Muller glia and retina regeneration

米勒神经胶质细胞和视网膜再生

• 批准号: 8534391
• 负责人: DANIEL J GOLDMAN
• 金额: $ 12.38万
• 依托单位: UNIVERSITY OF MICHIGAN AT ANN ARBOR
• 依托单位国家: 美国
• 财政年份: 2007
• 资助国家: 美国
• 起止时间: 2007-04-01 至 2014-07-31
• 项目状态: 已结题
• 来源: https://reporter.nih.gov/project-details/8534391
• 关键词: Ablation; Adult; Affect; Attenuated; Biological Models; Blindness; Bromodeoxyuridine; Cell Cycle; Cell Proliferation; Cells; Data; Development; Fishes; Genetic Recombination; Genome; Glaucoma; Gliosis; Human; Hypertrophy; Injury; Lead; Maintenance; Mammals; Mediating; Modeling; Natural regeneration; Neuroglia; Neurons; Pathway interactions; Population; Process; Proliferating; Rattus; Receptor Signaling; Retina; Retinal; Retinal Diseases; Signal Pathway; Signal Transduction; Site; Source; Testing; Transgenic Organisms; Vision; Zebrafish; cell type; injured; notch protein; novel strategies; prevent; progenitor; receptor; receptor expression; regenerative; release factor; repaired; response; retinal progenitor cell; teleost; tumor growth

DESCRIPTION (provided by applicant): Despite structural and functional similarities between the teleost and mammalian retina, disease or injury of the mammalian retina leads to irreparable vision loss, while the injured teleost retina mounts a regenerative response that restores lost sight. Key to successful regeneration is Muller glia (MG), which dedifferentiate and generate retinal progenitors that can regenerate all major retinal cell types. In contrast, mammalian MG responds to retinal injury by reactive gliosis that is accompanied by hypertrophy; rarely do these cells re-enter the cell cycle and regenerate new neurons. These data suggest that a key difference between the regenerative responses of fish and mammals is the ability of MG to dedifferentiate following retinal injury. We propose that an understanding of the mechanisms by which MG dedifferentiate and generate a proliferating population of retinal progenitors will suggest novel strategies for stimulating this process in mammalian MG. Because zebra fish mount a robust regenerative response following retinal injury, they provide a useful model system for uncovering these mechanisms. This proposal focuses on uncovering secreted signals and receptors that stimulate MG dedifferentiation, mechanisms by which these signals are transmitted to the genome and mechanisms underlying proliferation of MG-derived progenitors. In addition, new zebra fish models have been created to test whether ablation of any retinal cell type is sufficient to induce MG dedifferentiation and retina regeneration and if any cells can compensate for loss of MG during retina regeneration. These studies should lead to novel strategies for inducing MG dedifferentiation and retina regeneration in mammals which can be applied to repairing a damaged or diseased human retina.
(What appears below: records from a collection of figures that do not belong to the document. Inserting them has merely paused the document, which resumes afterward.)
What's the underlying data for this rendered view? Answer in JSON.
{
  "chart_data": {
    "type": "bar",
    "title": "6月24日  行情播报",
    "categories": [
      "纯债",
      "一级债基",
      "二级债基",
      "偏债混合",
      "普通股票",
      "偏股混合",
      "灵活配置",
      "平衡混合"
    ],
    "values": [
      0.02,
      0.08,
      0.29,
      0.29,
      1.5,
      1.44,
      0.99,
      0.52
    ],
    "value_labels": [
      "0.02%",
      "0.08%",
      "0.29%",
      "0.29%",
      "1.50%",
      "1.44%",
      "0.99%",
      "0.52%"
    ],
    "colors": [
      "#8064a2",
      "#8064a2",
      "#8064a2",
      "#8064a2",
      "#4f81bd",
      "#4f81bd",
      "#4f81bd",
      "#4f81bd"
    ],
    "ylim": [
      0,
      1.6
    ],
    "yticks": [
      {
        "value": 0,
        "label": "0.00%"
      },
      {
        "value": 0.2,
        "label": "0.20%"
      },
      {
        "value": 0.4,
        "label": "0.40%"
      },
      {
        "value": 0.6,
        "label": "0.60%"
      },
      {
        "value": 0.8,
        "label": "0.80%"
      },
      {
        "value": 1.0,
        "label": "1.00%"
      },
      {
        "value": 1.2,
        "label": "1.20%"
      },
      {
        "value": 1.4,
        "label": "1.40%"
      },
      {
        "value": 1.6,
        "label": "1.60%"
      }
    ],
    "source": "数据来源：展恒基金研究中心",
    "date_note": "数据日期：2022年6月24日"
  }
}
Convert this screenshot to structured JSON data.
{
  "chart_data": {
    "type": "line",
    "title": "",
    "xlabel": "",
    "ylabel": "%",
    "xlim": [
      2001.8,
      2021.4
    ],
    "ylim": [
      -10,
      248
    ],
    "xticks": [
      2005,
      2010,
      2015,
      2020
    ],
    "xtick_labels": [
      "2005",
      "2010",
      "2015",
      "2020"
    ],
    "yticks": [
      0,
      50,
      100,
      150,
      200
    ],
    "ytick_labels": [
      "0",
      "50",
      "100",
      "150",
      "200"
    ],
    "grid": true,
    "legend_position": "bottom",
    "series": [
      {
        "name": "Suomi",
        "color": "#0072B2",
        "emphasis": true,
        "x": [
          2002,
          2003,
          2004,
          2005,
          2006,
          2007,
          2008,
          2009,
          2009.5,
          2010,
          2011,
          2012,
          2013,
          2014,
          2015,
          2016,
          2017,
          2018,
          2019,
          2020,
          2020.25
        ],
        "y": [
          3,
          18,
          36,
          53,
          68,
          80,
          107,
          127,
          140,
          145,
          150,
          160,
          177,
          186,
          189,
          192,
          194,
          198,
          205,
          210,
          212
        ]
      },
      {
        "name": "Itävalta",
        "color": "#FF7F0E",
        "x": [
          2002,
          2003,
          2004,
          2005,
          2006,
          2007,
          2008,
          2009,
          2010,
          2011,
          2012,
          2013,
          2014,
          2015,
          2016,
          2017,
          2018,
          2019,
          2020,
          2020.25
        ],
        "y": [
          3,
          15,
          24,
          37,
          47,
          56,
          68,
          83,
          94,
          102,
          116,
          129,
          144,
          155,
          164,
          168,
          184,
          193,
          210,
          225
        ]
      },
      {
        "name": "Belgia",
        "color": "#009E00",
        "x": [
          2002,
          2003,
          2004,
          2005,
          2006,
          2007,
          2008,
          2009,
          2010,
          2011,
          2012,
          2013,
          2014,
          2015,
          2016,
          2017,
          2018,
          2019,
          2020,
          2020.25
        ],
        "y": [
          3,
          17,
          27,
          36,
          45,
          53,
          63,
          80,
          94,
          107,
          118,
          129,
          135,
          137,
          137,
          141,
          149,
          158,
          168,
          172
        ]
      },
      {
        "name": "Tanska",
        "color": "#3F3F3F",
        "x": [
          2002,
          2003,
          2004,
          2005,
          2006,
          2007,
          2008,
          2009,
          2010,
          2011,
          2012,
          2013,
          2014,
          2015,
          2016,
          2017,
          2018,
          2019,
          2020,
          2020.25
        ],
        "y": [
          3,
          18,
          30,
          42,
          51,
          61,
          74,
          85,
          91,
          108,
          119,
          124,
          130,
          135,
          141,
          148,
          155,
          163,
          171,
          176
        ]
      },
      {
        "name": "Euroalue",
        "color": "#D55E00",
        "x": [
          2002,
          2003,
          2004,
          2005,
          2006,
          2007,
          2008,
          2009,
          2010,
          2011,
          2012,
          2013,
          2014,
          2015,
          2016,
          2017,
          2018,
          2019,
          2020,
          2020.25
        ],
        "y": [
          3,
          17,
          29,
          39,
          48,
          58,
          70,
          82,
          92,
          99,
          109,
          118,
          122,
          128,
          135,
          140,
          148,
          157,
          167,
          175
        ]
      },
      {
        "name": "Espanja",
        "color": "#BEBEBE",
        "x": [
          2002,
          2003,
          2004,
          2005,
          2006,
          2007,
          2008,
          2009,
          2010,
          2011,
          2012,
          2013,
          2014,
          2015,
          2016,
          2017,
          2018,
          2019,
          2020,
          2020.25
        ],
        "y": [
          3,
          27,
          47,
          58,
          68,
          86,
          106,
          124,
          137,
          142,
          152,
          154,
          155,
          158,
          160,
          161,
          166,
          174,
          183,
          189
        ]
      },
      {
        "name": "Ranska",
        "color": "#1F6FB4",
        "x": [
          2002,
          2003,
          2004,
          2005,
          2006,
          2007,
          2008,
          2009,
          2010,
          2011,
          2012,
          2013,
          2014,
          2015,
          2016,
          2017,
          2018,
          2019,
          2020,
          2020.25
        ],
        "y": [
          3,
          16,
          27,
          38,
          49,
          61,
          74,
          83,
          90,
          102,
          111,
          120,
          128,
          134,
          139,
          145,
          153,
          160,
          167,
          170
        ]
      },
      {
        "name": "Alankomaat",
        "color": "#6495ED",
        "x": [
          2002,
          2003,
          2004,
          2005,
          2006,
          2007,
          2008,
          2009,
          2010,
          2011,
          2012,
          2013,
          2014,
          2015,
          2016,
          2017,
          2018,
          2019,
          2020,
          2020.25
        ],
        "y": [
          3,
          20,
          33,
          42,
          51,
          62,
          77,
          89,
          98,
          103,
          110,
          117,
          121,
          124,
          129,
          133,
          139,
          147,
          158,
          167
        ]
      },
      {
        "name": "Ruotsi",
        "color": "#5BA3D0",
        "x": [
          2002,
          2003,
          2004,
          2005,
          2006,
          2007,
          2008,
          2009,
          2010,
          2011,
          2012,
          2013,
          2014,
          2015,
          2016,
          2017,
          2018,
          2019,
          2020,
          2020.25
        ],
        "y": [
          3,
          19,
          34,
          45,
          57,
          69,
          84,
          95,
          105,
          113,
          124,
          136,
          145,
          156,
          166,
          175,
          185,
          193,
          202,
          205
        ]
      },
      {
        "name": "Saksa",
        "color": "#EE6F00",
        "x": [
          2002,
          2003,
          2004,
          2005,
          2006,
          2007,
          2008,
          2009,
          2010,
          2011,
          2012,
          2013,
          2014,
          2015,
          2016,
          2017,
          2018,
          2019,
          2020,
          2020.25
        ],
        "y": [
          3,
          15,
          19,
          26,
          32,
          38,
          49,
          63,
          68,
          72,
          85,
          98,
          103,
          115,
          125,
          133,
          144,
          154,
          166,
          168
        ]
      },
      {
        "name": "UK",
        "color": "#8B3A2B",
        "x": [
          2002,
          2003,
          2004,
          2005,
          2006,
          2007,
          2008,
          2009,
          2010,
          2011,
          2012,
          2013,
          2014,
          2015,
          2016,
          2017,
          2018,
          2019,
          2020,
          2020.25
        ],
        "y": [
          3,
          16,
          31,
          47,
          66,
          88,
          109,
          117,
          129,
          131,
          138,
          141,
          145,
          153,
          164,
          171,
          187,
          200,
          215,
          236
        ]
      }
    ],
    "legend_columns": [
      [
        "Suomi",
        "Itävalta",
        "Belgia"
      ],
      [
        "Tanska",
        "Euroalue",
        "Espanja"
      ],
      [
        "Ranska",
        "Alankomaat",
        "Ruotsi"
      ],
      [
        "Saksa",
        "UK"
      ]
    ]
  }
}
描述（由申请人提供）：尽管硬骨鱼和哺乳动物视网膜之间的结构和功能相似，但哺乳动物视网膜的疾病或损伤导致不可修复的视力丧失，而受损的硬骨鱼视网膜产生恢复丧失的视力的再生反应。成功再生的关键是Muller胶质细胞（MG），它去分化并产生可以再生所有主要视网膜细胞类型的视网膜祖细胞。相比之下，哺乳动物MG对视网膜损伤的反应是伴随着肥大的反应性神经胶质增生;这些细胞很少重新进入细胞周期并再生新的神经元。这些数据表明，鱼类和哺乳动物的再生反应之间的关键区别是MG在视网膜损伤后去分化的能力。我们建议，MG去分化和产生视网膜祖细胞的增殖人口的机制的理解将提出新的策略，刺激这一过程中的哺乳动物MG。由于斑马鱼在视网膜损伤后会产生强大的再生反应，因此它们为揭示这些机制提供了有用的模型系统。该提案的重点是揭示刺激MG去分化的分泌信号和受体，这些信号传递到基因组的机制和MG衍生祖细胞增殖的机制。此外，已经建立了新的斑马鱼模型来测试任何视网膜细胞类型的消融是否足以诱导MG去分化和视网膜再生，以及是否有任何细胞可以补偿视网膜再生期间MG的损失。这些研究应导致新的策略，诱导MG去分化和视网膜再生的哺乳动物，可应用于修复受损或患病的人视网膜。